I wish that was the end of the adventure, but alas it wasn't.  We had an outrageously long trip back because we had to stop numerous times for Allie to get sick.  Turns out she had some kind of 24 stomach bug that decided to hit as soon as we got in the car.

Camera Envy

I doubt that many or any of you noticed the improved photo quality from our previous post about poor Algebra, but to me the improvement is significant.  I've been using a mid/high end point and shoot since 2008 and have strongly been contemplating an upgrade to a dSLR.  One of the benefits of having a photography major for a sister is that I got to test drive her dSLR a Canon EOS Rebel T2i with an f1.8 prime lens when we were back in Ohio last week. For the last few months (ie a year) I've been trying to rationalize a camera upgrade and I foolishly thought that some aspects I was lacking were a result of technical skill instead of not equipment, but after using a significantly better camera, I can tell that I was wrong.  After figuring out the basics of the controls it didn't take long before I was shooting like I have wanted to for months.

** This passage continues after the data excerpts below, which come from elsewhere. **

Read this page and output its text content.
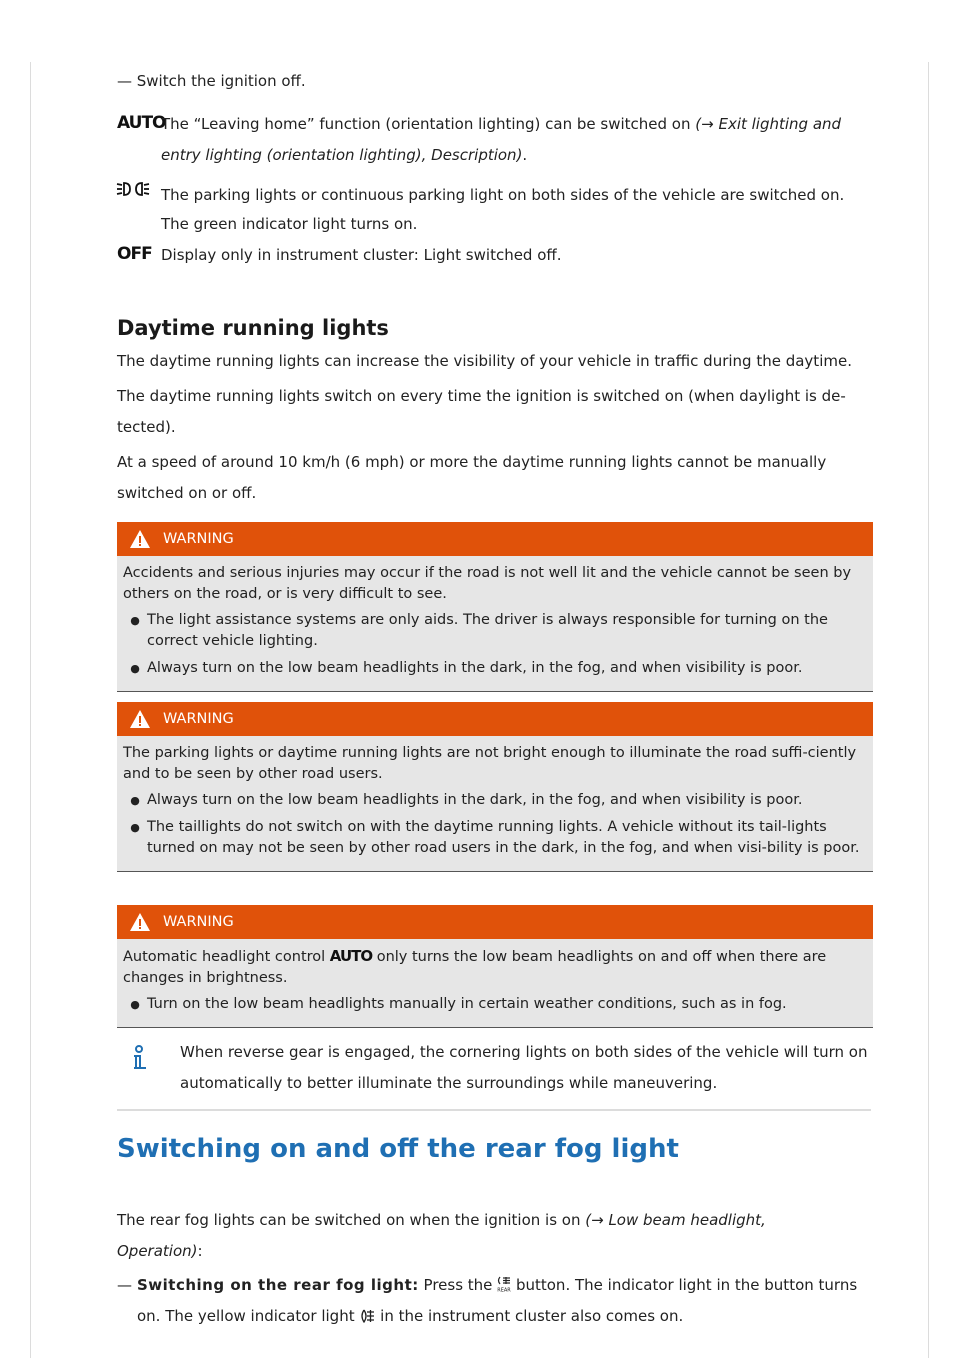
— Switch the ignition off.

AUTO
The “Leaving home” function (orientation lighting) can be switched on (→ Exit lighting and entry lighting (orientation lighting), Description).

The parking lights or continuous parking light on both sides of the vehicle are switched on.

The green indicator light turns on.

OFF Display only in instrument cluster: Light switched off.

Daytime running lights

The daytime running lights can increase the visibility of your vehicle in traffic during the daytime.

The daytime running lights switch on every time the ignition is switched on (when daylight is de-tected).

At a speed of around 10 km/h (6 mph) or more the daytime running lights cannot be manually switched on or off.

WARNING

Accidents and serious injuries may occur if the road is not well lit and the vehicle cannot be seen by others on the road, or is very difficult to see.

● The light assistance systems are only aids. The driver is always responsible for turning on the correct vehicle lighting.
● Always turn on the low beam headlights in the dark, in the fog, and when visibility is poor.
WARNING

The parking lights or daytime running lights are not bright enough to illuminate the road suffi-ciently and to be seen by other road users.

● Always turn on the low beam headlights in the dark, in the fog, and when visibility is poor.
● The taillights do not switch on with the daytime running lights. A vehicle without its tail-lights turned on may not be seen by other road users in the dark, in the fog, and when visi-bility is poor.
WARNING

Automatic headlight control AUTO only turns the low beam headlights on and off when there are changes in brightness.

● Turn on the low beam headlights manually in certain weather conditions, such as in fog.

When reverse gear is engaged, the cornering lights on both sides of the vehicle will turn on automatically to better illuminate the surroundings while maneuvering.

Switching on and off the rear fog light
The rear fog lights can be switched on when the ignition is on (→ Low beam headlight, Operation):
— Switching on the rear fog light: Press the REAR button. The indicator light in the button turns on. The yellow indicator light in the instrument cluster also comes on.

Yes these are just feet, but the control over depth of field (the sharpness and blur) is what I've been looking for and just can't get from my current camera.

Another example of Allie's awesome camera.

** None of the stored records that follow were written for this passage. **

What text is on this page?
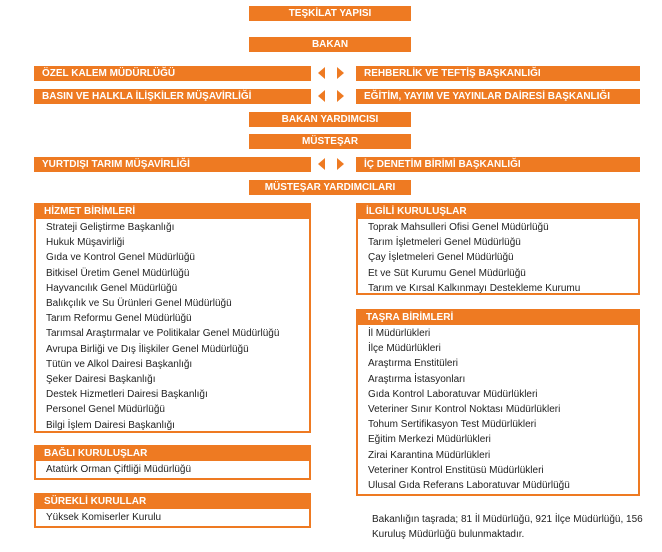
TEŞKİLAT YAPISI
BAKAN
ÖZEL KALEM MÜDÜRLÜĞÜ	REHBERLİK VE TEFTİŞ BAŞKANLIĞI
BASIN VE HALKLA İLİŞKİLER MÜŞAVİRLİĞİ	EĞİTİM, YAYIM VE YAYINLAR DAİRESİ BAŞKANLIĞI
BAKAN YARDIMCISI
MÜSTEŞAR
YURTDIŞI TARIM MÜŞAVİRLİĞİ	İÇ DENETİM BİRİMİ BAŞKANLIĞI
MÜSTEŞAR YARDIMCILARI
HİZMET BİRİMLERİ
Strateji Geliştirme Başkanlığı
Hukuk Müşavirliği
Gıda ve Kontrol Genel Müdürlüğü
Bitkisel Üretim Genel Müdürlüğü
Hayvancılık Genel Müdürlüğü
Balıkçılık ve Su Ürünleri Genel Müdürlüğü
Tarım Reformu Genel Müdürlüğü
Tarımsal Araştırmalar ve Politikalar Genel Müdürlüğü
Avrupa Birliği ve Dış İlişkiler Genel Müdürlüğü
Tütün ve Alkol Dairesi Başkanlığı
Şeker Dairesi Başkanlığı
Destek Hizmetleri Dairesi Başkanlığı
Personel Genel Müdürlüğü
Bilgi İşlem Dairesi Başkanlığı
BAĞLI KURULUŞLAR
Atatürk Orman Çiftliği Müdürlüğü
SÜREKLİ KURULLAR
Yüksek Komiserler Kurulu
İLGİLİ KURULUŞLAR
Toprak Mahsulleri Ofisi Genel Müdürlüğü
Tarım İşletmeleri Genel Müdürlüğü
Çay İşletmeleri Genel Müdürlüğü
Et ve Süt Kurumu Genel Müdürlüğü
Tarım ve Kırsal Kalkınmayı Destekleme Kurumu
TAŞRA BİRİMLERİ
İl Müdürlükleri
İlçe Müdürlükleri
Araştırma Enstitüleri
Araştırma İstasyonları
Gıda Kontrol Laboratuvar Müdürlükleri
Veteriner Sınır Kontrol Noktası Müdürlükleri
Tohum Sertifikasyon Test Müdürlükleri
Eğitim Merkezi Müdürlükleri
Zirai Karantina Müdürlükleri
Veteriner Kontrol Enstitüsü Müdürlükleri
Ulusal Gıda Referans Laboratuvar Müdürlüğü
Bakanlığın taşrada; 81 İl Müdürlüğü, 921 İlçe Müdürlüğü, 156 Kuruluş Müdürlüğü bulunmaktadır.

I'm certain now that a camera upgrade is in the imminent future, but I do suppose that it should wait until after we've settled into our new apartment (still not found yet).  I've narrowed it down to either the Canon EOS 60D or the Canon EOS Rebel T3i.  Until then I'll just have to settle for a serious case of camera envy.

Canvas Photo

About a month ago, I delved into the world of Groupon when I bought a coupon thingy to buy a discounted 16x20 photo canvas.  While I have until October to use it, I hope to get it ordered in the next few weeks.  Now comes the hard part, picking a photo to have printed!  I've narrowed it down to 10 choices, most from our travels or the wedding, but I thought it'd be interesting to get your opinion about what we should hang on our wall (when we get a wall to hang it on of course).  So, which photo do you think we should have printed?

Acropolis, Athens, Greece

Leaning Tower of Pisa, Italy


Temple of Poseidon, Sunion, Greece

Pompey's Pillar, Alexandria, Egypt

Water treatment plant, on campus

Engagement photo

Wedding Photo 1

Wedding Photo 2

Wedding Photo 3

Wedding Photo 4

So, what's the verdict?

Stitching, Photos That Is

One of the great (or not so great) aspects of digital cameras is all of the preset modes.  They've predefined what they think it takes to make good portraits, landscapes, fireworks, snow, foliage, and action shots, which are all well and good, but in my opinion the best preset mode is the stitch assist on my Canon.  With this I can line up shots and then combine them into one image later.  You can actually do this without the preset mode, but if you use the setting, the file names are different for the stitched photos making them really easy to find.

Taking photos to make a panorama is pretty simple, but somehow despite having this camera since 2008, I have never once taken the images and made the panoramas from them.  Last week I realized how easy it was to do in Photoshop, and decided the wait was over.


If you click on the panoramas, it should open the image in its larger size.
This is the first one I did here on campus.  This is the harbor; in the distance you can see the beacon on the right, and the research buildings on the left.  Considering I had no idea what I was doing, I'm not terribly disappointed with how this turned out.  Not everything is lined up quite as well as I'd like, but the effect is there.


This is an incredibly old shot from when Steve and I spent Spring Break 2009 backpacking and camping in Canyonlands and Arches National Parks.  This is from Druid's Arch, which if I recall was quite the hike/climb to get to, but the view was worth it.


This was the view from Balanced Rock in Arches National Park, and one of the first great views we had as soon as we got there.